因為冷漠的神情, 他常常被不知情人士貼上“高冷”“禁欲”等等高逼格標簽……但真實的他,從來不會刻意忍耐。

盡管他有一顆融化即毀滅的冰心,天使先生並未把自己約束在遠離人群的孤島。能動手絕不逼逼, 先行動再思考——一直以來, 他以這樣簡潔的信條,成為了一個心理與物理均強大無比的存在。

在長達280年的漫長生命中,天使先生只忍耐、壓抑過自己兩次。第一次是防止心融化後蔓延的寒冰使室友受傷,於是節食, 第二次是防止……

防止自己把女友當成食物吃掉,而撒謊隱瞞……大概?

280年來的唯有的兩次忍耐,都出自於同一只惡魔。

“這種問題, 根本沒有準確的答案……況且, 你也問錯對象了,我覺得呢, 只要你情我願看對眼,萍水相逢的姑娘都可以……咳,更別提女朋友。
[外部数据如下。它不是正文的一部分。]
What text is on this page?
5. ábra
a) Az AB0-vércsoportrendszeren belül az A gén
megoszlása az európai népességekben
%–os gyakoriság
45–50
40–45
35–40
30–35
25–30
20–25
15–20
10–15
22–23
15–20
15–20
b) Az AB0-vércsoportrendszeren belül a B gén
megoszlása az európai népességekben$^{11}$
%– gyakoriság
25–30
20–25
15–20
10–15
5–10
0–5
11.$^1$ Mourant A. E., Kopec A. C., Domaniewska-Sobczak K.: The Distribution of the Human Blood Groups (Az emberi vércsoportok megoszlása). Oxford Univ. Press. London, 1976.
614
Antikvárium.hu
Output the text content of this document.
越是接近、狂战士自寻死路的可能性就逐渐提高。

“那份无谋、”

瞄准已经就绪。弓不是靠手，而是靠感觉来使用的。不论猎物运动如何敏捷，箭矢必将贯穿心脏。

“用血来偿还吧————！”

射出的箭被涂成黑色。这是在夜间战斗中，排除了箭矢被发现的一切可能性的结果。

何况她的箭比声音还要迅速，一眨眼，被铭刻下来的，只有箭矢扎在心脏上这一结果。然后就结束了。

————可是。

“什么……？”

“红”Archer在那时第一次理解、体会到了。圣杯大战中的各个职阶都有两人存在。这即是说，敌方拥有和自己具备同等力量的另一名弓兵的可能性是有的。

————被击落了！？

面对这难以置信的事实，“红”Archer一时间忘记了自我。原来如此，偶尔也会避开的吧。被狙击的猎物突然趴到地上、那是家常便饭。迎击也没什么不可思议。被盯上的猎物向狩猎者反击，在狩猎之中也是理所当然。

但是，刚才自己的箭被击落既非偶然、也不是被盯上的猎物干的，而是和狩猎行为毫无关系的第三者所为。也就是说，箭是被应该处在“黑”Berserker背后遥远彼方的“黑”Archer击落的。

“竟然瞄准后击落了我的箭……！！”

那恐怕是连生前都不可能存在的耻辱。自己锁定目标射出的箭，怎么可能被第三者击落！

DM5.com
”

雷米爾解釋這種事有點難以啟齒, 他有點尷尬地看向酒池中心舞動的男男女女:“哪有什麽強硬的規定。基本沒有什麽沖動是需要對女友壓抑的, 男女之間的事都可以……總之,到了那個時候,你自然會明白。”

我自然會明白?

天使先生順著雷米爾的目光看去, 一對男女正貼在墻角的位置擁吻, 男人的手滑進了她的裙子。

哦。

天使先生有點厭惡地收回視線,垂眼喝自己的白開水:“你是在暗示性行為嗎?”

“……你這不是很清楚嗎?!”

“那種行為,只是源於野獸般繁衍後代的欲望吧?”天使先生的眉越皺越緊, “沖動的,不負責任的, 含著‘標記’意味的原始行為,也許還有點對女方的侮辱意味——這種行為,怎麽可能與喜歡、珍惜的情感扯上關系?”

“真是骯臟至極。”

天使先生厭惡那些親密的肢體接觸,但他並不是什麽都不懂。他知道什麽是性,但自己從未產生過那方面的沖動,所以對性方面的知識並不感興趣而已。

況且,天使先生認為,自己所做的事情,與“性”並沒有關系。

他只是想吃了她。那是種炙熱,像極了對待美味的食物。

焦糖味的靈魂,屬於雌性的柔軟的棉花糖般的身體……

那天早上,如果不是發現自己撐在床邊的手開始結冰,天使先生絕不止停在她鎖骨的位置。

不能再這麽下去——惡魔小姐是他的女朋友,他所珍惜的存在,怎麽能對其有“吃掉”的古怪沖動呢?

她可不能變成吃過後消失的食物啊。

對方的看法,雷米爾簡直聞所未聞:“你等等?為什麽你這麽排斥這種自然的行為啊?難道你活了280年也沒有過性沖動嗎?”

天使先生看他的眼神,就像在憐憫一只錯把榴蓮當香蕉的黑猩猩。

“如果你是說器官的生理性變化,當然有,每個雄性的每天早上都會有。”他說,“但如果你說對某個特定對象的下流幻想,或者因為某個對象而導致的生理性變化——沒有。”

“從未有過。”

雷米爾:“……青春期啟蒙的時候,你難道沒做過春……”

天使先生的眼神,這回是憐憫一只猴子了——已經把雷米爾從智慧生物裏降了一個量級,“沒有。天使的夢都是預知夢啊,雷米爾。”

艹。

“……那你對你女朋友呢?一點逾矩的幻想都沒有過?譬如想脫掉她的衣服,想擁抱,想親吻……”

天使先生的回答斬釘截鐵:“當然沒有。”

雷米爾:艹。

那只小魅魔,還真挺可憐的。

“怎麽說呢,雖然我個人認為,對自己真正喜歡的對象不可能沒有欲望和沖動,但也許你這家夥走的就是柏拉圖路線……”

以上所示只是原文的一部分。